After 24 Years of a Tax Code Rigged in Their Favor, U.S. Billionaires Are Now Worth a Record $6 Trillion
America’s roughly 800 billionaires are collectively worth a record $6 trillion as of July 11, the most money ever amassed by the nation’s ultra wealthy, and nine times more than the billionaire class held at the beginning of the 21st century, according to a new analysis of Forbes data by Americans for Tax Fairness (ATF).

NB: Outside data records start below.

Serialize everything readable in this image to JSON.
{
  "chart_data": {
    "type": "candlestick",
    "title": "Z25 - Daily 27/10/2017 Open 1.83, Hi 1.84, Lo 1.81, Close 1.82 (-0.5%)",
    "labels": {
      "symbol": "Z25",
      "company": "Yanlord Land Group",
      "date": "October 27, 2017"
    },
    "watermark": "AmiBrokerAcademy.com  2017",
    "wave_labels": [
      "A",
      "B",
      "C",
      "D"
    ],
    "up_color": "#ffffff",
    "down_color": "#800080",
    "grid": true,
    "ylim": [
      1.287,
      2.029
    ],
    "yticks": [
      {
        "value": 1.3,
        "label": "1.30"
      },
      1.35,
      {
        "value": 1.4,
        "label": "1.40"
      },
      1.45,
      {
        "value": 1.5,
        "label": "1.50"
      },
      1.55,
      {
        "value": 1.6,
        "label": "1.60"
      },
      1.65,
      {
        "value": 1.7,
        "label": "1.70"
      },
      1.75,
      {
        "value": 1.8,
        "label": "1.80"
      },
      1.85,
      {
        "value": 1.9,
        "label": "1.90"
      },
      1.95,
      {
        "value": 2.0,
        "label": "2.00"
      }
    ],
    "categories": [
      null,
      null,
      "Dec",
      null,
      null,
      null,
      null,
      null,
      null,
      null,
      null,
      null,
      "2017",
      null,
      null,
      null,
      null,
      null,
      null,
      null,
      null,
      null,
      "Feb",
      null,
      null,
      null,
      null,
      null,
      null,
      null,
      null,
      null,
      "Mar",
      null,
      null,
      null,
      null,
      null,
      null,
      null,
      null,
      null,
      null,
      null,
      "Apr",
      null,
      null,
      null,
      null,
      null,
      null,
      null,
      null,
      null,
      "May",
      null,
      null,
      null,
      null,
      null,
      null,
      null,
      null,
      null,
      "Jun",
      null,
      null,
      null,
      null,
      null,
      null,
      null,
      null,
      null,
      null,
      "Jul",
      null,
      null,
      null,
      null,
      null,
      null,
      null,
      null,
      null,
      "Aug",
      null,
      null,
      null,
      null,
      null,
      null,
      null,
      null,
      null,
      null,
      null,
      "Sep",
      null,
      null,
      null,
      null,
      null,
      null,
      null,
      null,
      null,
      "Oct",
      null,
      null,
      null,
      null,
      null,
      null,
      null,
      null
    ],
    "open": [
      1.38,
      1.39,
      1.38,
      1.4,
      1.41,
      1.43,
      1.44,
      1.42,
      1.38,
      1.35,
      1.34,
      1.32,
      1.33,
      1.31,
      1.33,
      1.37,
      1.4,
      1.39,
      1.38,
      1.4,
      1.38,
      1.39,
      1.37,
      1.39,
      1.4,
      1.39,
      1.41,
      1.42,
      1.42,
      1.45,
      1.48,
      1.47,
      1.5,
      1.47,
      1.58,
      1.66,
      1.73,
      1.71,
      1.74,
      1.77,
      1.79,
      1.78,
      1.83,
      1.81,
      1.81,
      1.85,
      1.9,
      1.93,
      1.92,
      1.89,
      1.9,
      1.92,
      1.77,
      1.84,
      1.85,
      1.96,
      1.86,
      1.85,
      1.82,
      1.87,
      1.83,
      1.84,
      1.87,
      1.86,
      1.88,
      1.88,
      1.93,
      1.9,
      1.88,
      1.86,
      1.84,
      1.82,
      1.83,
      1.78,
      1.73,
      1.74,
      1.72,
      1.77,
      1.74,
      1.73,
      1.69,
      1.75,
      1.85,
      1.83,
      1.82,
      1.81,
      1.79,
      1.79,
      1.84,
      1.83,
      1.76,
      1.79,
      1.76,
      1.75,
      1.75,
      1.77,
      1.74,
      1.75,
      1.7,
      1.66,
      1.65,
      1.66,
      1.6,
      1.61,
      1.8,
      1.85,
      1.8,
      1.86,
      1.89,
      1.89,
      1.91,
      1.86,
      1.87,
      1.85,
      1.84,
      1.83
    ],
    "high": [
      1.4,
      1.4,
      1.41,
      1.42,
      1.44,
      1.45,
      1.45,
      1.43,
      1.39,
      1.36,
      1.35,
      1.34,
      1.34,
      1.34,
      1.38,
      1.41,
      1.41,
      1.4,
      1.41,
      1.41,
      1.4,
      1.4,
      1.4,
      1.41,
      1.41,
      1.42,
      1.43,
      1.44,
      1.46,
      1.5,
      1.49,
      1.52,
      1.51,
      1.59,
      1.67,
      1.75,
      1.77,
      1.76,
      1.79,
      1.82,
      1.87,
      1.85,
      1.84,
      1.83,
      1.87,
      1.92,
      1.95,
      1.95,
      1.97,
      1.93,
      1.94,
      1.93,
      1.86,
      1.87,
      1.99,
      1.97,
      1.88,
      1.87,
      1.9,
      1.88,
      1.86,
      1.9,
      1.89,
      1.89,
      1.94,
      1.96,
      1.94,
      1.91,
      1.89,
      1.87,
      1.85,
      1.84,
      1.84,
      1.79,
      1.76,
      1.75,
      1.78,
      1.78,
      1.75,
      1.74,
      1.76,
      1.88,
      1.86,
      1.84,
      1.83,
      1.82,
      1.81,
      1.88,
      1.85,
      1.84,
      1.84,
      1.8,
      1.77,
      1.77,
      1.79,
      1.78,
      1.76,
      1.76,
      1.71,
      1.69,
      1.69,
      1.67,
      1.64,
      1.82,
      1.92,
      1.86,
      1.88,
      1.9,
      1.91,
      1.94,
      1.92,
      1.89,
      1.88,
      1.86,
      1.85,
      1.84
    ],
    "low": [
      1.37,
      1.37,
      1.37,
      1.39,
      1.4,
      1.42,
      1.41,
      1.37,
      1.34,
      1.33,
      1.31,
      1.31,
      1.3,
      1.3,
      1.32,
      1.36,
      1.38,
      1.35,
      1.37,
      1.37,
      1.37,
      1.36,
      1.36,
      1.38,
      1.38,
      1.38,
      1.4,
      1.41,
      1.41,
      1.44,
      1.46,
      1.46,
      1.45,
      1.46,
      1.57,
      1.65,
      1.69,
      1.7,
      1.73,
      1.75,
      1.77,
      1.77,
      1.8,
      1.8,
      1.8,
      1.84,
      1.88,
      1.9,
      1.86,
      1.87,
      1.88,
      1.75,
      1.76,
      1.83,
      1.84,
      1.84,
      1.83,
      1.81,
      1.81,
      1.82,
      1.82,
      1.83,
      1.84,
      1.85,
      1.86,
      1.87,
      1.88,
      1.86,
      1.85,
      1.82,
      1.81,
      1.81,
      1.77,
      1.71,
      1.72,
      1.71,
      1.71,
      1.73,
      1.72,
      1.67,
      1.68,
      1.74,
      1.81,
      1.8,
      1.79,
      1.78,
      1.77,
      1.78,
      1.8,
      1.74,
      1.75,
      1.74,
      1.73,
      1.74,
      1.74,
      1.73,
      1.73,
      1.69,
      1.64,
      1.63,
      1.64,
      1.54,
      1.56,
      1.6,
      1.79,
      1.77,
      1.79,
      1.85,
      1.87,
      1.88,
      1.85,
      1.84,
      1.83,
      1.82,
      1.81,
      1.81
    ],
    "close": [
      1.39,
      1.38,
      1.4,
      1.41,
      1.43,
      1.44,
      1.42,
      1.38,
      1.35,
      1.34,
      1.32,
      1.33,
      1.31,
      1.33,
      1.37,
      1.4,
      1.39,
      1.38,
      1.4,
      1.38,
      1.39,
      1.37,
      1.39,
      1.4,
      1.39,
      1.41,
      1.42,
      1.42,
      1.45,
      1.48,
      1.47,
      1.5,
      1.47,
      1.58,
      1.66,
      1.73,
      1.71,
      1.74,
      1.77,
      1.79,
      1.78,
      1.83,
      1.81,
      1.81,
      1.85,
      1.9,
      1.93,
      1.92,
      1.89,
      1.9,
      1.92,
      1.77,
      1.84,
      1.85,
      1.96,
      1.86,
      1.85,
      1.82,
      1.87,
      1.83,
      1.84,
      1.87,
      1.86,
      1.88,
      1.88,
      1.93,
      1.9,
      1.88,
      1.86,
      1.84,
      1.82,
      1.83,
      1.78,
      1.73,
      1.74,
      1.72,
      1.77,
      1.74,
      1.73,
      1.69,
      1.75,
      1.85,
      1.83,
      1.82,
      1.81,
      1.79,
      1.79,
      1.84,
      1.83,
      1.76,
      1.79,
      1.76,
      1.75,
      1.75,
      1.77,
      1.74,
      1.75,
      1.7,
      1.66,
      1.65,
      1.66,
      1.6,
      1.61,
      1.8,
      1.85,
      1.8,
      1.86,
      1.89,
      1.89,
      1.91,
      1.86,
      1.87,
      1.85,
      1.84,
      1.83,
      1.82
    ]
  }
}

Billionaire wealth has more than doubled, up by more than $3.1 trillion, since the passage of the 2017 Trump-GOP tax law, which was heavily slanted towards the rich.
Source: Americans for Tax Fairness
“The failure to adequately tax the astronomical growth in billionaire wealth over the last quarter century has helped create this unprecedented concentration of financial power,” said David Kass, ATF’s executive director. “Reaching this dubious milestone is yet one more reason not to renew the expiring Trump-GOP tax cuts for the rich that are set to sunset next year, and instead use their expiration as an opportunity to pass real tax reforms that ensure billionaires and other super-wealthy people finally pay their fair share.”
The ninefold jump in billionaire wealth this century left the rest of Americans behind, the ATF analysis found. The collective net worth of the bottom half of American society–accounting for more than 66 million households–has grown nearly five times slower than the wealth of billionaires this century. Moreover, COVID-related transfer payments likely account for a large part of that wealth growth among the bottom 50%, since it’s almost all happened since 2020.
Source: Americans for Tax Fairness
Because of this extreme disparity in wealth growth, the nation’s handful of billionaire households this century became richer than the collective wealth of tens of millions of families in the bottom 50%. The billionaires rocketed past the bottom 50% in wealth during the Great Recession that destroyed so much middle- and working-class wealth. The nation’s 800 billionaires alone now hold roughly 3.8% of the entire nation’s wealth, while the roughly 66 million American families in the bottom half control just 2.5%.
Source: Americans for Tax Fairness
Many of the components of the Trump-GOP tax law set to expire at the end of 2025 benefit the wealthy, including billionaires. A lower top tax rate, the weakened Alternative Minimum Tax (AMT), an enfeebled estate tax and other handouts to the rich in that law have undoubtedly contributed to the buildup of billionaire wealth in recent years. Republicans have generally said they want to extend all the expiring parts of the law, at a cost of some $5 trillion.
Source: Americans for Tax Fairness
Other parts of the tax code that predate the Trump law play an even bigger role in the growth of billionaire dynasties. They include the nearly half-off tax discount on prominent forms of investment income; the shielding of lifetimes of capital gains from any tax at all (the “stepped-up basis” loophole); and the failure to tax gains in assets that go unsold (“unrealized” gains), despite the very real economic benefits offered by those gains to their wealthy owners.
President Biden and leading congressional Democrats have proposed multiple solutions to the dilemma of undertaxed billionaires. They include ending the investment-income tax discount and closing the stepped-up basis loophole on the highest incomes; annual taxation of the unrealized gains of the nation’s wealthiest households; and taxing the value of the biggest fortunes.
ATF’s report is the latest in a four-year series by the group revealing the troubling growth in billionaire wealth and the use of that billionaire wealth to distort our democracy.